One of the fun parts of social media is sharing the joys that friends experience. Recently, one of my friends got married. I shared her joy as she posted about the engagement. Then, they went to Rwanda to hold a traditional Rwandan engagement ceremony. (I met her through volunteering to work with Africa New Life.) Then came the wedding here in the United States, with all the pictures. You could see the joy on my friend’s face throughout the process. People share the joy from weddings, from the births of babies and, at my age a lot of friends are posting about grandbabies, from accomplishments in school and sports. I saw a lot of pictures from a recent chess tournament as players celebrated their victories. Some have noted that when you share the joy you’re experiencing, the joy is doubled.
We get joy out of so many different things in life. We talk about joy a lot during the Christmas season, and some people get so caught up in it that they’re already talking about Christmas. (OK, folks, the Christmas season doesn’t start until the Friday AFTER Thanksgiving. Experience the joy of giving thanks in the meanwhile.) Some have noted that JOY makes a great acronym if you think about it as Jesus, Others, Yourself. True joy happens when you put Jesus first in your life. True joy continues when you think about others before you think about yourself. And while we’re supposed to be selfless as we think about others, we do see that God takes care of us. We all want the joy that comes from God, or do we? “Consider it pure joy, my brothers and sisters, whenever you face trials of many kinds, because you know that the testing of your faith produces perseverance.” (James 1:2-3)

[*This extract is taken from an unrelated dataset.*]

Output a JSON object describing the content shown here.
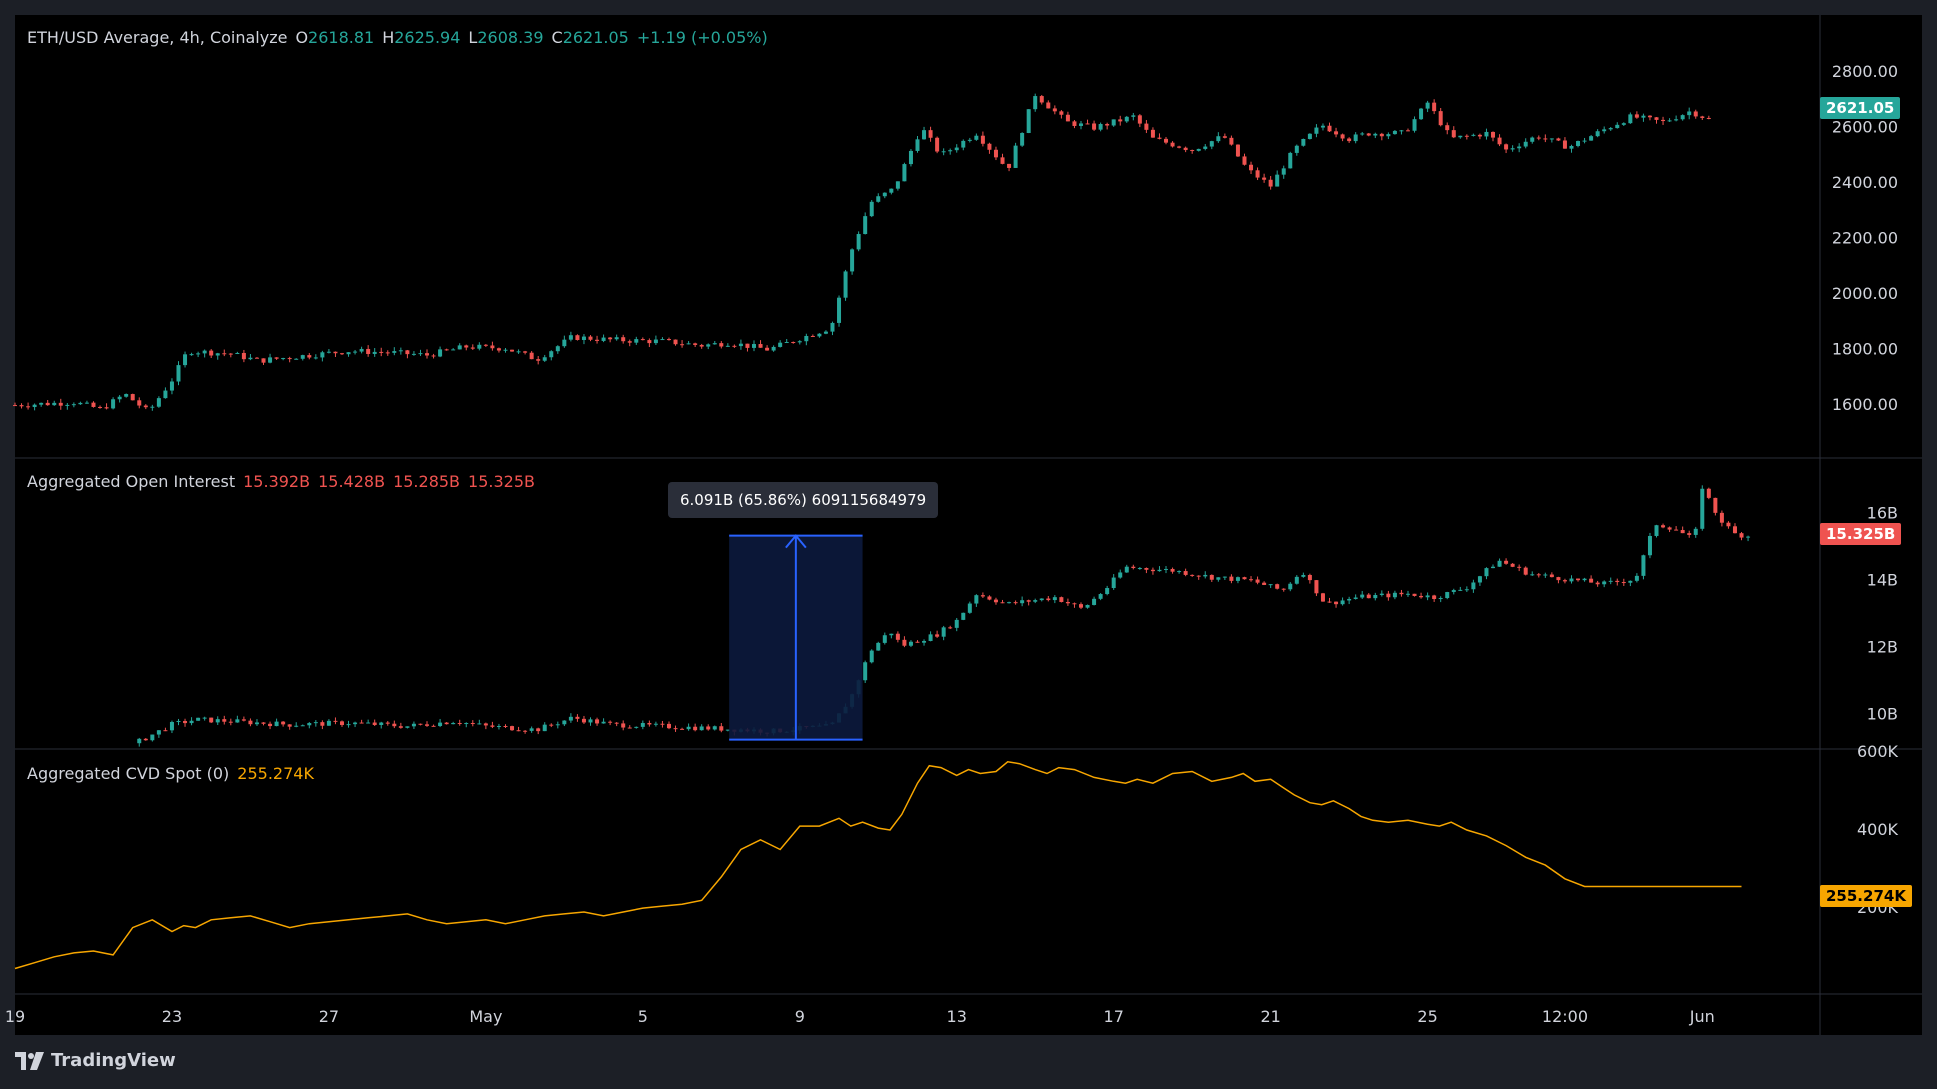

Don’t you hate it when God redefines concepts? If you’re like me, you want to talk with God and let Him know that He doesn’t quite understand the concept of “joy” if we’re supposed to consider it “pure joy” when we face trials because of our faith. But, as we think about it, because that statement is so jarring to our natural beliefs, it keeps coming to mind, we are known more by our enemies than our friends. I allow practically anyone to “friend” me on Facebook, hoping that the gospel message I share might draw them to Jesus Christ. You might see some strange friends on my list; but, if someone were to spend time attacking everything I wrote, the nature of the attacker would tell you more about me than the nature of my friends. When evil people attack us because of our faith, we’re to consider it “pure joy” because that means we are living our faith correctly and we are making an impact on the lives of other people.
If you really think about what it means to follow Christ, it means that you develop a mindset that isn’t controlled by the desires of this world. We aren’t too good for the economy, because we don’t believe in things. We don’t do worldly things like seek revenge or put other people down to make ourselves look better. At least we shouldn’t. The problem with a godly mindset is that it is so opposed to the mindset of people in the world that those who are deep in the desires of the world begin seeing us as enemies. Perhaps they see us as enemies because our lives are so different as a result of our relationship with God that they can’t understand us. (I sure hope that’s true in my life!) Perhaps they see us as enemies because they see us as a threat to their way of life. Whatever the situation may be, if we are living lives that honor God and we face trials, we need to rejoice. We rejoice not because of the trials themselves, but because those trials help us grow and develop perseverance. The smaller trials prepare us for even harder trials in the future – but always take joy in remaining faithful in the face of trials.
Lord, I don’t really want to take joy in trials – I wish they wouldn’t come. But if trials prove my faith, thank You!